The Government has announced details of how individuals who paid employment tribunal fees can apply for a refund, following the Supreme Court decision that fees were unlawful.
Podcast: The abolition of employment tribunal fees
XpertHR employment law editor Laura Merrylees is joined by Laurie Anstis, a director with Boyes Turner LLP.
In July 2017, the Supreme Court held that paying a fee to bring an employment tribunal claim is unlawful.
The Court accepted Unison’s arguments that fees indirectly discriminated against some groups, with female claimants disproportionately affected, and blocked access to justice and enforcement of employment rights.
The Supreme Court quashed the legislation that introduced tribunal fees and the Government immediately stopped charging employment tribunal claimants for bringing cases.
However, there has been a question mark over how the Government would go about refunding fees to claimants who paid them from their introduction on 29 July 2013 until their abolition on 26 July 2017.
“The real tragedy of the fees fiasco is the thousands of wronged employees who couldn’t afford to shell out to get justice and so lost out. Nothing can be done to help them, or to bring the many unscrupulous employers, who broke the law and got away with it, to court.” – Adam Creme, Unison head of legal services
Announcing the opening of the repayment scheme, the Government said that an initial group of around 1,000 individuals will be contacted from 20 October 2017 and given the chance to apply for repayment.
The full scheme will be is opened up in the next few weeks.
The Government also said that it would be “working with trade unions who have supported large multiple claims potentially involving hundreds of claimants”.
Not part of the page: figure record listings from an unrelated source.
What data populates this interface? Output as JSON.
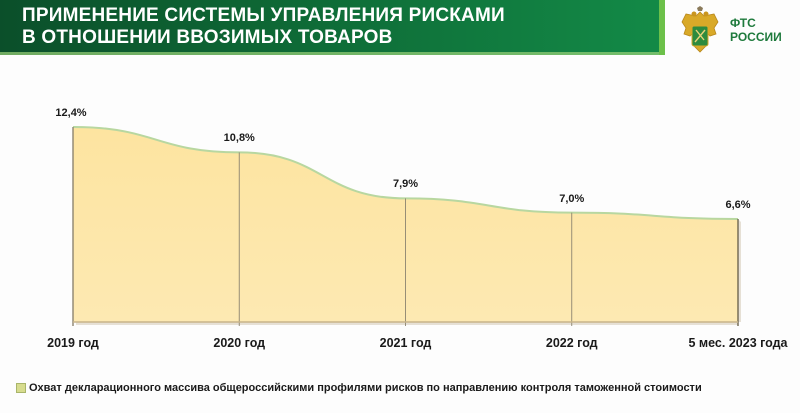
{
  "header": {
    "title_line1": "ПРИМЕНЕНИЕ СИСТЕМЫ УПРАВЛЕНИЯ РИСКАМИ",
    "title_line2": "В ОТНОШЕНИИ ВВОЗИМЫХ ТОВАРОВ",
    "logo_line1": "ФТС",
    "logo_line2": "РОССИИ",
    "logo_icon": "double-headed-eagle-emblem"
  },
  "colors": {
    "header_green": "#0e6a36",
    "accent_light_green": "#6cc04a",
    "area_fill": "#fde6a4",
    "area_top_line": "#b8d7a0"
  },
  "chart_data": {
    "type": "area",
    "title": "ПРИМЕНЕНИЕ СИСТЕМЫ УПРАВЛЕНИЯ РИСКАМИ В ОТНОШЕНИИ ВВОЗИМЫХ ТОВАРОВ",
    "categories": [
      "2019 год",
      "2020 год",
      "2021 год",
      "2022 год",
      "5 мес. 2023 года"
    ],
    "series": [
      {
        "name": "Охват декларационного массива общероссийскими профилями рисков  по направлению контроля таможенной стоимости",
        "values": [
          12.4,
          10.8,
          7.9,
          7.0,
          6.6
        ],
        "labels": [
          "12,4%",
          "10,8%",
          "7,9%",
          "7,0%",
          "6,6%"
        ]
      }
    ],
    "xlabel": "",
    "ylabel": "",
    "unit": "%",
    "grid": false,
    "legend_position": "bottom"
  },
  "legend": {
    "label": "Охват декларационного массива общероссийскими профилями рисков  по направлению контроля таможенной стоимости"
  }
}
As well as being refunded their original fee, successful applicants will be paid 0.5% in interest, calculated from the date of the original payment up until the refund date.
The opening phase of the tribunal fees refund scheme will last for around four weeks.
Individuals who have paid tribunal fees, but have not been invited to take part in the initial stage of the scheme, can register an interest in applying for repayment when the full scheme is rolled out.